課程鏈接:http://video.jessetalk.cn/course/explore
良心課程,大家一起來學習哈!
目錄
- 01-介紹K8s是什么
- 02-為什么要學習k8s
- 03-如何學習k8s
- 04-K8S集群基本概念
- 05-安裝本地k8s單節點集群
- 06-K8S三大核心組件介紹
- 07-Service的三種類型及Dashboad部署
- 08-kubectl工具命令介紹
- 09-yaml部署文件格式介紹
- 10-部署netcore api到K8S
- 11-k8s高可用集群介紹
- 12-進階介紹
01-介紹K8s是什么
Docker VS VirtualMachine
- 敏捷地應用創建和部署
- 持續開發,集成和部署
- 開發和運行相分離
- 開發,測試和生產環境的持續
- 雲和操作系統版本的可移植性,可以運行在 Ubuntu, RHEL, CoreOS, on-prem, Google Container Engine,和任何其它的運行環境中。
- 松耦合,分布式,彈性,自由的微服務
- 資源隔離:可以預測的應用性能
- 資源使用:高效
Docker 容器集群
鏡像 => run => 容器(運行時)
- 同一個容器在同一台Host上能部署幾份?
- 如果實現在多台機器上快速部署?
- 不同容器在不同機器上如何交互?如何做負載均衡?
K8S 介紹
一個用於容器集群的自動化部署、擴容以及運維的開源平台
- 快速而有預期地部署你的應用
- 極速地擴展你的應用
- 無縫對接新的應用功能
- 節省資源,優化硬件資源的使用
02-為什么要學習k8s
通過 K8S 降低整個基礎設施在架構和運維上的難度
測試環境
- 將多個API打成鏡像部署到不同的節點上
- 通過 Node Port 本地可以直接連到 API 進行測試
- Mysql 與 API 可以通過 service 連接
- 一套腳本部署
生產環境
- Mysql, Redis, 消息隊列使用第三方服務(騰訊雲)
- 也可以通過 橋接 將內部 API 與外部服務連接
03-如何學習k8s
掌握學習的方法(刻意練習)
- 先了解全貌和整體
- 對整體結構進入拆分、梳理脈絡(思維導圖)
- 馬上開始行動(比如本地部署一個集群)
- 在動的過程中逐步加深,每一個階段有階段性目標
- 及時進行回顧與復盤,與理論相結合
- 輸出(學習金字塔)
學習K8S的路徑
- 了解基本概念及核心組件
- 使用本地單節點集群來學習k8s
- 用kubectl 與本地集群建立連接
- 部署服務到 k8s集群
- 對k8s服務進行擴容、更新
- 進一步學習k8s資源(pod, deployment, service, statefulset, ingress…)
- 設計微服務
- 搭建k8s集群或者使用雲服務商的k8s服務
- 添加持續集成、日志搜集、監控和指標度量、跟蹤
04-K8S集群基本概念
Agenda
- K8S集群基本概念
- 本地搭建k8s單節點集群
- POD & Service & Deployment
- Service 的三種類型
- Yaml 部署文件語法初體驗
- 初始化一個.NET Core API 並push到docker hub
- 把.Net Core API 部署到 K8s
- K8S集群高級概念
K8S集群基本概念
- 集群(多個機器拼在一起,共同處理)
- Node (Master:維護集群狀態 and Worker:處理)(高可用時架構不同)

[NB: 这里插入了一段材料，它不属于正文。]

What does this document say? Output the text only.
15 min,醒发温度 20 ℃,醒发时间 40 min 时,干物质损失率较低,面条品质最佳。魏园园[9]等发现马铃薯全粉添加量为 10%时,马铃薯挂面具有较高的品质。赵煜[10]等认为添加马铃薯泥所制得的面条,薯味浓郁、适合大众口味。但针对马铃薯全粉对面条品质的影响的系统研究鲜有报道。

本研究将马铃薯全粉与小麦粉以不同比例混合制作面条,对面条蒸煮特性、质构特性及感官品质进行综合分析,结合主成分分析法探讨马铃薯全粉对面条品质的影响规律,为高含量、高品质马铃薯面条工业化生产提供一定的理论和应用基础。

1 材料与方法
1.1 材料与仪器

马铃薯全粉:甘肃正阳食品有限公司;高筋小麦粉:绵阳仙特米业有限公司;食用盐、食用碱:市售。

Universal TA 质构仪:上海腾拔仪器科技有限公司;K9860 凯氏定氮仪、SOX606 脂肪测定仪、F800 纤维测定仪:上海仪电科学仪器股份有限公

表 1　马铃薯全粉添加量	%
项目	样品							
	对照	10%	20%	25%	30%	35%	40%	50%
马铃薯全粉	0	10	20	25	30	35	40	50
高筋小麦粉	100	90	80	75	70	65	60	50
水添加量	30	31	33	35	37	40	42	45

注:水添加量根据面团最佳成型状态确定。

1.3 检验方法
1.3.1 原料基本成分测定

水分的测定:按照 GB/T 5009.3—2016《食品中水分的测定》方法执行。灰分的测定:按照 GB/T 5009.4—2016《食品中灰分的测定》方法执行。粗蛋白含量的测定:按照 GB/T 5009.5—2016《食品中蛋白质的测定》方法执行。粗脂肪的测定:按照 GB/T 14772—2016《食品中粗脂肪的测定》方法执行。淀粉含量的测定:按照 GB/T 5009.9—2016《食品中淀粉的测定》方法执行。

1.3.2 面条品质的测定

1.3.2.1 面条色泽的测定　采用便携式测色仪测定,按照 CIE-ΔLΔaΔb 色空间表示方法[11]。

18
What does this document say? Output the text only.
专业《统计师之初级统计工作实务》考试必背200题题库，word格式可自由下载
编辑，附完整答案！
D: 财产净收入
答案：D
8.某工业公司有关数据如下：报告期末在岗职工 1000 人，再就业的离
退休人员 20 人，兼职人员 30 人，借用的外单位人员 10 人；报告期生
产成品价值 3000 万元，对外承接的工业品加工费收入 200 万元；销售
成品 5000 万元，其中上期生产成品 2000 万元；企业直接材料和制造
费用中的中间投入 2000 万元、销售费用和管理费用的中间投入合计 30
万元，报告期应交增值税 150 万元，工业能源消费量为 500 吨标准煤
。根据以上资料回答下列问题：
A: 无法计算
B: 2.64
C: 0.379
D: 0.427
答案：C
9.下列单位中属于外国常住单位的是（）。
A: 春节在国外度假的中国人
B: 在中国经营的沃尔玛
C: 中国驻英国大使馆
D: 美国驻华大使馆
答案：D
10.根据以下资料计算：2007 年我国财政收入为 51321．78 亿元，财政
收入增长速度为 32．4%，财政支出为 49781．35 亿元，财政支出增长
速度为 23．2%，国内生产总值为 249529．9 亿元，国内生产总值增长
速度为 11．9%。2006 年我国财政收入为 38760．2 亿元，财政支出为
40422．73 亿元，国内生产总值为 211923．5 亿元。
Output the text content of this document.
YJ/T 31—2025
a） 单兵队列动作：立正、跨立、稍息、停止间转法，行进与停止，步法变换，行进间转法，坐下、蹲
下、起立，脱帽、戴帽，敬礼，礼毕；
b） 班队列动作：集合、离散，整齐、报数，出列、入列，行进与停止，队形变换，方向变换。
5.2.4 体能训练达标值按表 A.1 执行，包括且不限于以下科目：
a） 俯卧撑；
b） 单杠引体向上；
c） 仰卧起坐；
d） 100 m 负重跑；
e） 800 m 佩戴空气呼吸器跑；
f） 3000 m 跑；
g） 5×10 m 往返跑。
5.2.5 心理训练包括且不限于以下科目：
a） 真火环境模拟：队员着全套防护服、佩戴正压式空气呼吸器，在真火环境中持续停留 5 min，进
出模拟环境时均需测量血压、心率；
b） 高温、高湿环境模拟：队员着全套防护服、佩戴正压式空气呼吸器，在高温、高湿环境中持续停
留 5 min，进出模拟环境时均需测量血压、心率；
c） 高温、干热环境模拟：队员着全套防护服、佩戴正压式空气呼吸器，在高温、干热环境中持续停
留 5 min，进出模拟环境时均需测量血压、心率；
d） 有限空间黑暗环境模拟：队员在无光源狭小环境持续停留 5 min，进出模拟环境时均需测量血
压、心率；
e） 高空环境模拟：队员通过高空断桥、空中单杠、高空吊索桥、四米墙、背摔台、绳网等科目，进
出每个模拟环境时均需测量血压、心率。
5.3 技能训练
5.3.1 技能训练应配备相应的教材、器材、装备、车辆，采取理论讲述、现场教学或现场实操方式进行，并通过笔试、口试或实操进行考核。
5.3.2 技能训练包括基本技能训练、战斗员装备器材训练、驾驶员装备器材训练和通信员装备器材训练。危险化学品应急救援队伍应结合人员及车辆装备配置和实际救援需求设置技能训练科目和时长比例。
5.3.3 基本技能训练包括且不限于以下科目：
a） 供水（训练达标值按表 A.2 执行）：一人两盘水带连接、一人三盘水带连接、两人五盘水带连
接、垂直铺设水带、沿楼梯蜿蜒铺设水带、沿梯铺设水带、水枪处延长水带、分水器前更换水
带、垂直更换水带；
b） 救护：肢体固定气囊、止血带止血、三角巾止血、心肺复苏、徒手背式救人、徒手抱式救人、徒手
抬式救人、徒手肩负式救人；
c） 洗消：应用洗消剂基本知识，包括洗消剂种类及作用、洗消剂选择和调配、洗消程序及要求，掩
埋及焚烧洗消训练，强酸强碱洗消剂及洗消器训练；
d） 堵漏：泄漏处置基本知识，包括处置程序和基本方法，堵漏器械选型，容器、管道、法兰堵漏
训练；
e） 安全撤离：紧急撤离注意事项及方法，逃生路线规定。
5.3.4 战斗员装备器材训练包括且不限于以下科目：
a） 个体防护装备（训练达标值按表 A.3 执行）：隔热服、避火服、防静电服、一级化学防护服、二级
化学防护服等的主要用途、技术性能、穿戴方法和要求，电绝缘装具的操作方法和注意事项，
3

- 資源(內部組件為一個資源,對外暴露 restful 的 WebApi)(例如 Yaml)
- Kubectl (本地客戶端,一個命令行工具,連接到 K8S 集群)
05-安裝本地k8s單節點集群
安裝教程
輸入國內鏡像地址(https://registry.docker-cn.com),才能更好的拿到谷歌開頭的鏡像
運行下列腳本可以從阿里雲鏡像服務下載Kubernetes安裝所需Docker鏡像,您也可以通過修改 images.properties 文件定義自己安裝所需的Docker鏡像
右鍵 git bash
git clone https://github.com/AliyunContainerService/k8s-for-docker-desktop
cd k8s-for-docker-desktop
如果您安裝版本為18.09/18.06版本可以直接使用master分支;如果是18.03穩定版請使用對應的代碼分支 git checkout 18.03
Windows下加載鏡像(./load_images.sh)可能會報錯
使用 PowerShell 執行 load_images.ps1 循環拉取 images.properties 的鏡像
需要開啟VPN
在Docker for Mac中開啟 Kubernetes
勾選 Enable Kubernetes 安裝,等待消息 Kubernetes is running
配置信息路徑:C:\Users\MINGSON.kube
測試 kubectl 命令,在左下角 Windows 圖標右鍵啟動 Window PowerShell(管理員)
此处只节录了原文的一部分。